Although numerous people in the room outranked him, it was Peiper who stood up. Immediately, Guderian’s temper turned to him as a visible target. “Sit down. I am not finished.”
“Yes, sir, you are finished,” said Peiper coldly. His grossly insubordinate tone and manner temporarily surprised everyone in the room, including Guderian, who was taken aback momentarily. Exploiting the moment, Peiper continued. “I am now acting under the personal orders of the führer, who radioed me earlier this morning.”
As it was well known that Peiper had been Himmler’s adjutant, eyes turned to him. “Führer Himmler is aware of the alleged surrender, which is a flagrant violation of the military oath each of us has taken to the State and the Party. He rejects the surrender and orders us to take action. He states that anyone obeying the surrender order is guilty of the crime of desertion under fire.”
Guderian’s rage was now full-blown. “Shut up and sit down, Peiper. You and that arschloch Himmler may be willing to turn Germany over to the schweinische Russian hurensohnnen, but I’m not.”
Peiper went white in the face. “The führer is in charge of the army and the nation, not you! You will speak of our führer with respect, not in that filthy manner!”
“Sit down right now before I have you arrested and shot!” screamed Guderian. “I am commander of Sixth Panzer Army. Don’t you dare talk back to me in that tone of voice!”
“You have forfeited your rights as a commander by this cowardly and traitorous act!” shouted Peiper in return, his own temper exploding.
Caught up in the drama, everyone else around the table waited in silence for the conflict to resolve.
Cowardly?” yelled Guderian in rage. He started striding toward Peiper, his fists clenching, ready to enforce his dominance of the room.
But Peiper’s gun was already in his hand.
 
ARMEEGRUPPE B HEADQUARTERS, DINANT, BELGIUM, 0709 HOURS GMT
Generaloberst Doktor Hans Speidel, Rommel’s chief of staff, had been leading a double life for more than a year now.

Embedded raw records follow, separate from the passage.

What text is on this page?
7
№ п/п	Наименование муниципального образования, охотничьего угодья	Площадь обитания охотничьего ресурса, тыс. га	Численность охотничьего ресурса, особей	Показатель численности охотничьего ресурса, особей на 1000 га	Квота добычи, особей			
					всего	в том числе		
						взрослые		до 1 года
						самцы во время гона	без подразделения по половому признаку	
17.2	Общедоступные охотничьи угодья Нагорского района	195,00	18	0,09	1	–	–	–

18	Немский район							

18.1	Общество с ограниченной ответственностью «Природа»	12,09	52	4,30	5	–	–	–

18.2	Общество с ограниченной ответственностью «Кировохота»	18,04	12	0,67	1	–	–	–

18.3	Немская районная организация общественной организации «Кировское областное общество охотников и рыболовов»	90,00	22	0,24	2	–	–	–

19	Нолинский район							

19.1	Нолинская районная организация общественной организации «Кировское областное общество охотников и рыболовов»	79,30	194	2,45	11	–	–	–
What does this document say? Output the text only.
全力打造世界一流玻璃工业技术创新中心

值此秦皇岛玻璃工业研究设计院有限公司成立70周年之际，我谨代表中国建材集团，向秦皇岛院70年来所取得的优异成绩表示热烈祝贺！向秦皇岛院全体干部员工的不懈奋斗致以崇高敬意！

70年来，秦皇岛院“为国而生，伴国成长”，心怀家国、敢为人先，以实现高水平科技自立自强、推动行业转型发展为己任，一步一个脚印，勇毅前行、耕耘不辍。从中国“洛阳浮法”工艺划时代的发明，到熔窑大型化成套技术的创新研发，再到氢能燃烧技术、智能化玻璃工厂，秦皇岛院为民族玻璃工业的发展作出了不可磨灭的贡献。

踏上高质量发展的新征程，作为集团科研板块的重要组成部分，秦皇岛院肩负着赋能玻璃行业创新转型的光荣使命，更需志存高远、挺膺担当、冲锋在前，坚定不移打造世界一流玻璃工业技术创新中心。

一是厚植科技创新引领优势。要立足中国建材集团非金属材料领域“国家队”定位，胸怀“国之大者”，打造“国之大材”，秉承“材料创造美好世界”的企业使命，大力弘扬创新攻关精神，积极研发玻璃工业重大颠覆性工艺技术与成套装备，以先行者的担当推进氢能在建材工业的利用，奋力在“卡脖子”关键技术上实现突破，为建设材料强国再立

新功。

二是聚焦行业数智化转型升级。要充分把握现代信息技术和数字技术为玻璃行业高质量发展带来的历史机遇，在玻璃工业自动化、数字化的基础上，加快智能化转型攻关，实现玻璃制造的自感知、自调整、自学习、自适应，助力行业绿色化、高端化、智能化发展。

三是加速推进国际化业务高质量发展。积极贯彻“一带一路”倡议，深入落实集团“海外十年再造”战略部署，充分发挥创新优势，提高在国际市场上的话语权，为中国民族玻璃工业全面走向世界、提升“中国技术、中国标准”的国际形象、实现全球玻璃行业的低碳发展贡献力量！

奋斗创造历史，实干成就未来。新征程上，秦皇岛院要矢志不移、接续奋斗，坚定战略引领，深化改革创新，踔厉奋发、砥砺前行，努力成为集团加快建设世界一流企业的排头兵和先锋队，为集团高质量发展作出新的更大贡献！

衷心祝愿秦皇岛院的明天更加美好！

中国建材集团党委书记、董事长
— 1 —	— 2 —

When he first was recruited into the conspiracy to assassinate Adolf Hitler and replace the Nazi regime with a new German government, he quickly became a power in the organization. Regardless of how morally upright, how idealistic, or how determined the many conspirators were, they tended not to be outstanding leaders. After all, to be a conspirator meant that one was dissatisfied with the regular order of things, not a part of the power structure, not in charge of that which one wished to overthrow. Such people were generally not found at the top of the organizations of which they were a part.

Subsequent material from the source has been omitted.